PICS: Probabilistic Inference for ChIP-seq
Article first published online: 1 JUN 2010
© 2010, The International Biometric Society
Volume 67, Issue 1, pages 151–163, March 2011
How to Cite
Zhang, X., Robertson, G., Krzywinski, M., Ning, K., Droit, A., Jones, S. and Gottardo, R. (2011), PICS: Probabilistic Inference for ChIP-seq. Biometrics, 67: 151–163. doi: 10.1111/j.1541-0420.2010.01441.x
- Issue published online: 14 MAR 2011
- Article first published online: 1 JUN 2010
- Received March 2009. Revised March 2010. Accepted March 2010.
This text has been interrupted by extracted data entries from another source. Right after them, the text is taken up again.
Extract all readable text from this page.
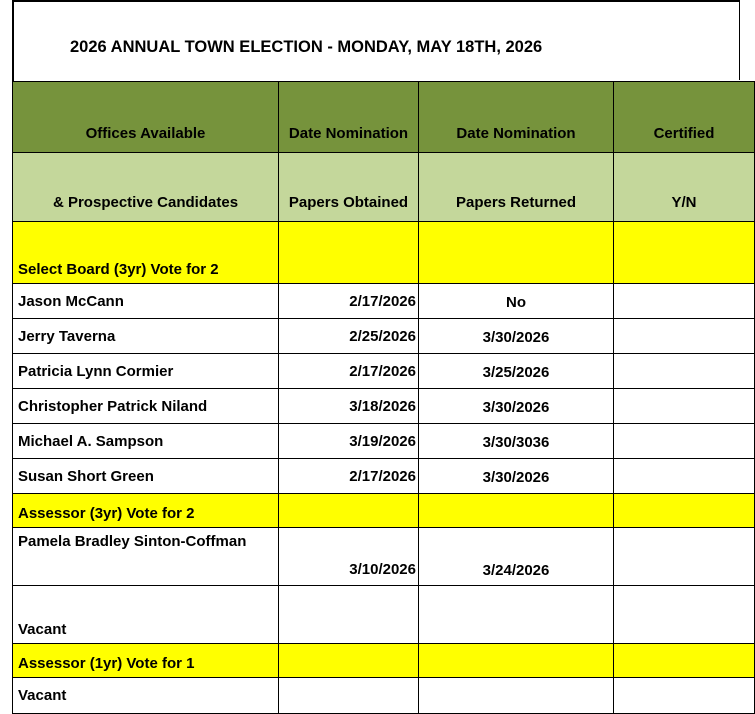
2026 ANNUAL TOWN ELECTION - MONDAY, MAY 18TH, 2026
Offices Available	Date Nomination	Date Nomination	Certified
& Prospective Candidates	Papers Obtained	Papers Returned	Y/N
Select Board (3yr) Vote for 2			
Jason McCann	2/17/2026	No	
Jerry Taverna	2/25/2026	3/30/2026	
Patricia Lynn Cormier	2/17/2026	3/25/2026	
Christopher Patrick Niland	3/18/2026	3/30/2026	
Michael A. Sampson	3/19/2026	3/30/3036	
Susan Short Green	2/17/2026	3/30/2026	
Assessor (3yr) Vote for 2			
Pamela Bradley Sinton-Coffman	3/10/2026	3/24/2026	
Vacant			
Assessor (1yr) Vote for 1			
Vacant			
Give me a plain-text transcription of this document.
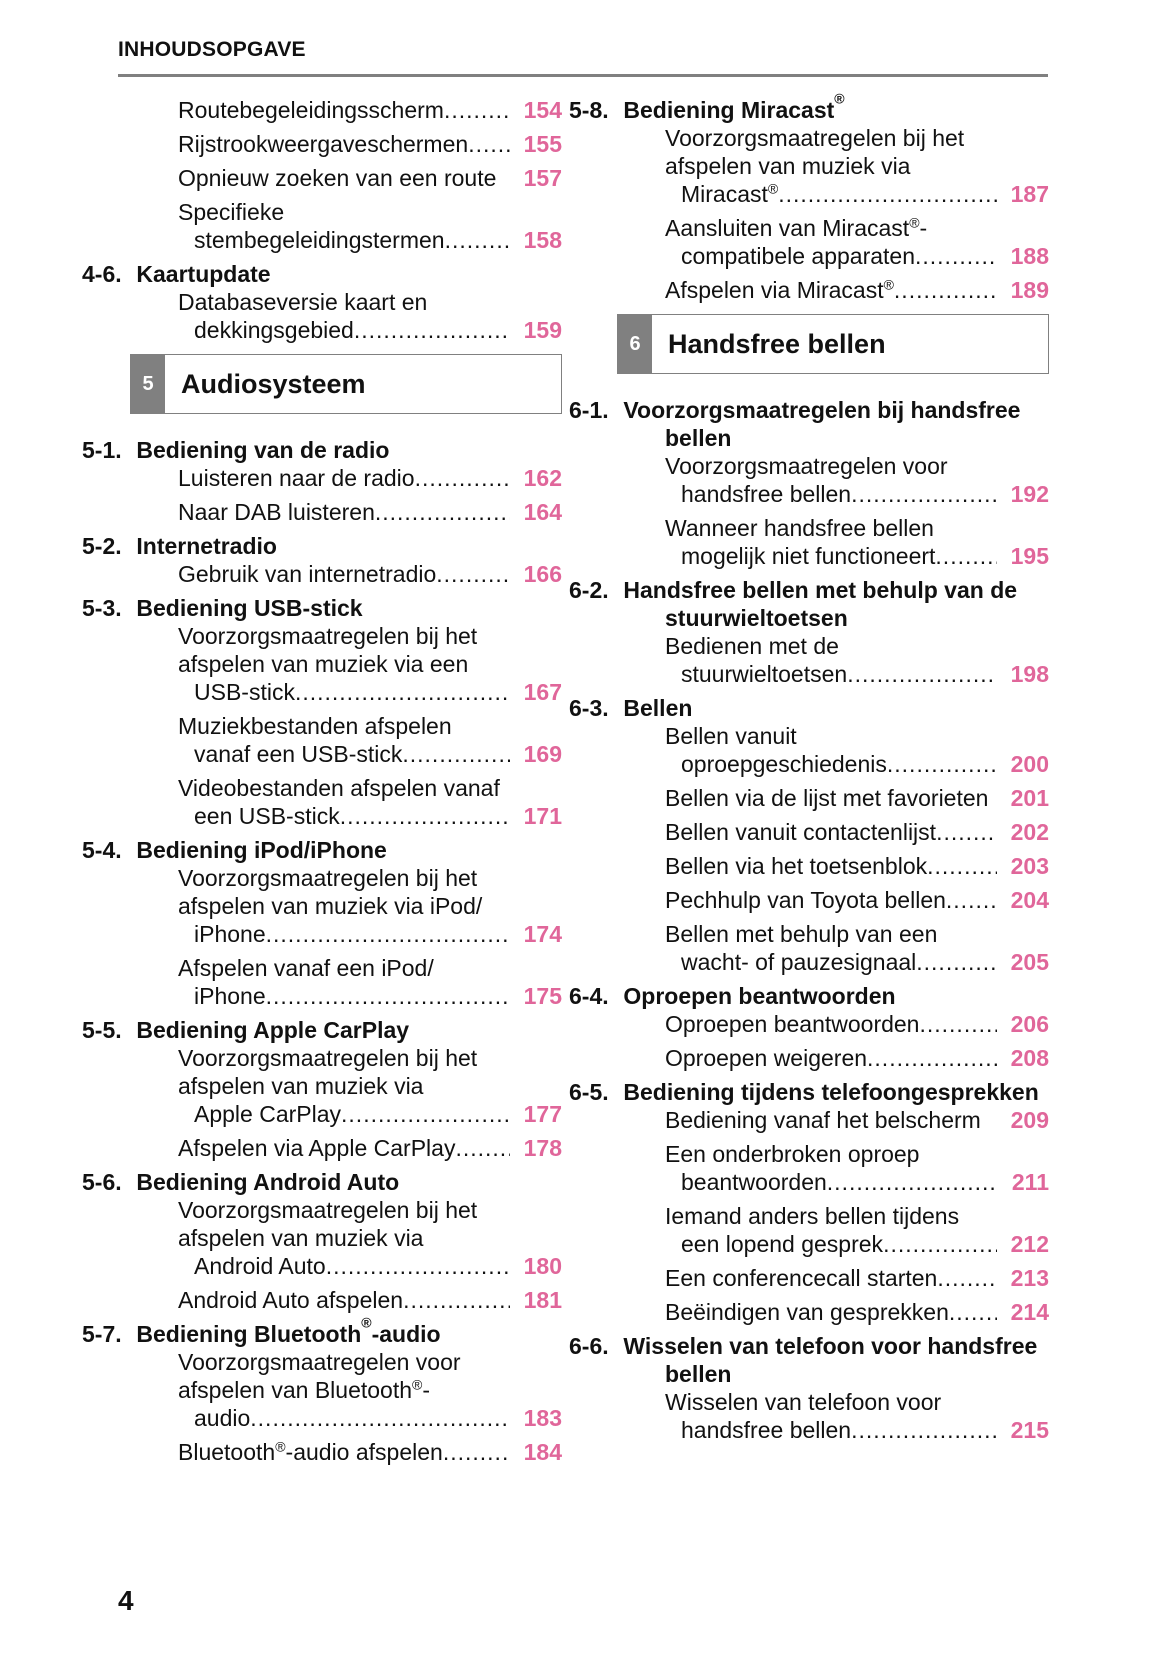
INHOUDSOPGAVE
Routebegeleidingsscherm .....	154
Rijstrookweergaveschermen .....	155
Opnieuw zoeken van een route	157
Specifieke
stembegeleidingstermen .....	158
4-6. Kaartupdate
Databaseversie kaart en
dekkingsgebied .....	159
5	Audiosysteem
5-1. Bediening van de radio
Luisteren naar de radio .....	162
Naar DAB luisteren .....	164
5-2. Internetradio
Gebruik van internetradio .....	166
5-3. Bediening USB-stick
Voorzorgsmaatregelen bij het
afspelen van muziek via een
USB-stick .....	167
Muziekbestanden afspelen
vanaf een USB-stick .....	169
Videobestanden afspelen vanaf
een USB-stick .....	171
5-4. Bediening iPod/iPhone
Voorzorgsmaatregelen bij het
afspelen van muziek via iPod/
iPhone .....	174
Afspelen vanaf een iPod/
iPhone .....	175
5-5. Bediening Apple CarPlay
Voorzorgsmaatregelen bij het
afspelen van muziek via
Apple CarPlay .....	177
Afspelen via Apple CarPlay .....	178
5-6. Bediening Android Auto
Voorzorgsmaatregelen bij het
afspelen van muziek via
Android Auto .....	180
Android Auto afspelen .....	181
5-7. Bediening Bluetooth®-audio
Voorzorgsmaatregelen voor
afspelen van Bluetooth®-
audio .....	183
Bluetooth®-audio afspelen .....	184
5-8. Bediening Miracast®
Voorzorgsmaatregelen bij het
afspelen van muziek via
Miracast® .....	187
Aansluiten van Miracast®-
compatibele apparaten .....	188
Afspelen via Miracast® .....	189
6	Handsfree bellen
6-1. Voorzorgsmaatregelen bij handsfree bellen
Voorzorgsmaatregelen voor
handsfree bellen .....	192
Wanneer handsfree bellen
mogelijk niet functioneert .....	195
6-2. Handsfree bellen met behulp van de stuurwieltoetsen
Bedienen met de
stuurwieltoetsen .....	198
6-3. Bellen
Bellen vanuit
oproepgeschiedenis .....	200
Bellen via de lijst met favorieten 201
Bellen vanuit contactenlijst .....	202
Bellen via het toetsenblok .....	203
Pechhulp van Toyota bellen .....	204
Bellen met behulp van een
wacht- of pauzesignaal .....	205
6-4. Oproepen beantwoorden
Oproepen beantwoorden .....	206
Oproepen weigeren .....	208
6-5. Bediening tijdens telefoongesprekken
Bediening vanaf het belscherm	209
Een onderbroken oproep
beantwoorden .....	211
Iemand anders bellen tijdens
een lopend gesprek .....	212
Een conferencecall starten .....	213
Beëindigen van gesprekken .....	214
6-6. Wisselen van telefoon voor handsfree bellen
Wisselen van telefoon voor
handsfree bellen .....	215
4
- Bayesian hierarchical model;
- EM algorithm;
- Missing values;
- Mixture model;
- Transcription factor;
- Truncated data;
Summary ChIP-seq combines chromatin immunoprecipitation with massively parallel short-read sequencing. While it can profile genome-wide in vivo transcription factor-DNA association with higher sensitivity, specificity, and spatial resolution than ChIP-chip, it poses new challenges for statistical analysis that derive from the complexity of the biological systems characterized and from variability and biases in its sequence data. We propose a method called PICS (Probabilistic Inference for ChIP-seq) for identifying regions bound by transcription factors from aligned reads. PICS identifies binding event locations by modeling local concentrations of directional reads, and uses DNA fragment length prior information to discriminate closely adjacent binding events via a Bayesian hierarchical t-mixture model. It uses precalculated, whole-genome read mappability profiles and a truncated t-distribution to adjust binding event models for reads that are missing due to local genome repetitiveness. It estimates uncertainties in model parameters that can be used to define confidence regions on binding event locations and to filter estimates. Finally, PICS calculates a per-event enrichment score relative to a control sample, and can use a control sample to estimate a false discovery rate. Using published GABP and FOXA1 data from human cell lines, we show that PICS' predicted binding sites were more consistent with computationally predicted binding motifs than the alternative methods MACS, QuEST, CisGenome, and USeq. We then use a simulation study to confirm that PICS compares favorably to these methods and is robust to model misspecification.